Borrower members may seek the protection of debtor relief under federal bankruptcy or state insolvency laws, which may result in the nonpayment of your Notes.

Federal law entitles borrower members who enter active military service to an interest rate cap and certain other rights that may inhibit the ability to collect on loans and reduce the amount of interest paid on the corresponding Notes.

The death of a borrower member may substantially impair your ability to recoup the full purchase price of Notes that are dependent on the member loans to that borrower member or to receive the interest payments that you expect to receive on the Notes.

The Lending Club platform allows a borrower member to prepay a member loan at any time without penalty. Borrower member loan prepayments will extinguish or limit your ability to receive additional interest payments on a Note.

Prevailing interest rates may change during the terms of the member loans on which your Notes are dependent. If this occurs, you may receive less value from your purchase of the Notes in comparison to other ways you may invest your money.
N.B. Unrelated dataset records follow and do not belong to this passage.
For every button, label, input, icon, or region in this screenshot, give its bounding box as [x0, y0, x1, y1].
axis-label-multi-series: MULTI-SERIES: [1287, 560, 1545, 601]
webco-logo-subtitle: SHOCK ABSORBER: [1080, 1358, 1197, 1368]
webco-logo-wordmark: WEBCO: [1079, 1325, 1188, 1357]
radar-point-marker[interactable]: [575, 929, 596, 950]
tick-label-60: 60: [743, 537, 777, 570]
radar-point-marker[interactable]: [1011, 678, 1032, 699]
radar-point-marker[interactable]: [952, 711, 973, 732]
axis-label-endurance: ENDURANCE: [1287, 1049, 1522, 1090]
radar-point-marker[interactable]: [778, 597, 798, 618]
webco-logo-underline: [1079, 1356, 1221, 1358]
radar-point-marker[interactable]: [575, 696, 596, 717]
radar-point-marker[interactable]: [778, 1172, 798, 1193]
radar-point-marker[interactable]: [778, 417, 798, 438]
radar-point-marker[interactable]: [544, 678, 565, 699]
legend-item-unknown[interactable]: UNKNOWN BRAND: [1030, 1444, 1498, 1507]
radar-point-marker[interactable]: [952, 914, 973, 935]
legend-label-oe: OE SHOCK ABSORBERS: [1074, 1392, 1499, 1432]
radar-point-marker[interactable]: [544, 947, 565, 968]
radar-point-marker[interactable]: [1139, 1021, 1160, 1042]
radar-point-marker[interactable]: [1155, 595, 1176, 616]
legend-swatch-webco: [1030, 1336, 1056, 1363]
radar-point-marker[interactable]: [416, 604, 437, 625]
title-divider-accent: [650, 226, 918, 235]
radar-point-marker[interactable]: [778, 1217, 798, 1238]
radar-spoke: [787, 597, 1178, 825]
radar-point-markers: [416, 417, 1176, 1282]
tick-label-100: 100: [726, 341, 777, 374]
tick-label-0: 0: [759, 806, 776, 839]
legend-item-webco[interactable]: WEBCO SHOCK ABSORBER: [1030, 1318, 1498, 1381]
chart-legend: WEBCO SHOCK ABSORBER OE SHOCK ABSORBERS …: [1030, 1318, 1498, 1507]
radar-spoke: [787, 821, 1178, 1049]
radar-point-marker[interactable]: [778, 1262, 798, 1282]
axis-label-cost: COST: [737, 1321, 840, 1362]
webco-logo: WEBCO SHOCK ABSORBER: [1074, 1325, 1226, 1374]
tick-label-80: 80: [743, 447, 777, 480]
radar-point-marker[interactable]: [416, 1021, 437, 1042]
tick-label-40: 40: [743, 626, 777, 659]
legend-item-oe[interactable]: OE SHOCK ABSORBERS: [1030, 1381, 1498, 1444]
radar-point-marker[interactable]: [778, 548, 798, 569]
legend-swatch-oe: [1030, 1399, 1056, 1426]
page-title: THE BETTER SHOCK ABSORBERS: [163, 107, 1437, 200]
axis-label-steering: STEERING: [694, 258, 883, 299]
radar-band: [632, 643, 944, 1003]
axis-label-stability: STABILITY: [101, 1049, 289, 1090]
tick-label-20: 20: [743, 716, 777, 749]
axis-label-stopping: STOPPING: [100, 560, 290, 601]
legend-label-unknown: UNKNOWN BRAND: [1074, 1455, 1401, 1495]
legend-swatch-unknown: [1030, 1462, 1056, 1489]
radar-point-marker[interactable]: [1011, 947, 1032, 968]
Additionally, borrower members may prepay their member loans due to changes in interest rates, and you may not be able to redeploy the amounts you receive from prepayments in a way that offers you the return you expected to receive from the Notes.

If you do not diversify your Note purchases by buying Notes dependent on the member loans of multiple borrower members, you will increase your risk of losses on the Notes.

The interest rate on lender member funds placed in a Lending Club lender member account is less than the interest rate on member loans on which the Notes are dependent.

The Notes will not be listed on any securities exchange, are not presently transferable and must be held only by Lending Club lender members. You should expect to hold the Notes you purchase until they mature.

The U.S. federal income tax consequences of an investment in the Notes is uncertain.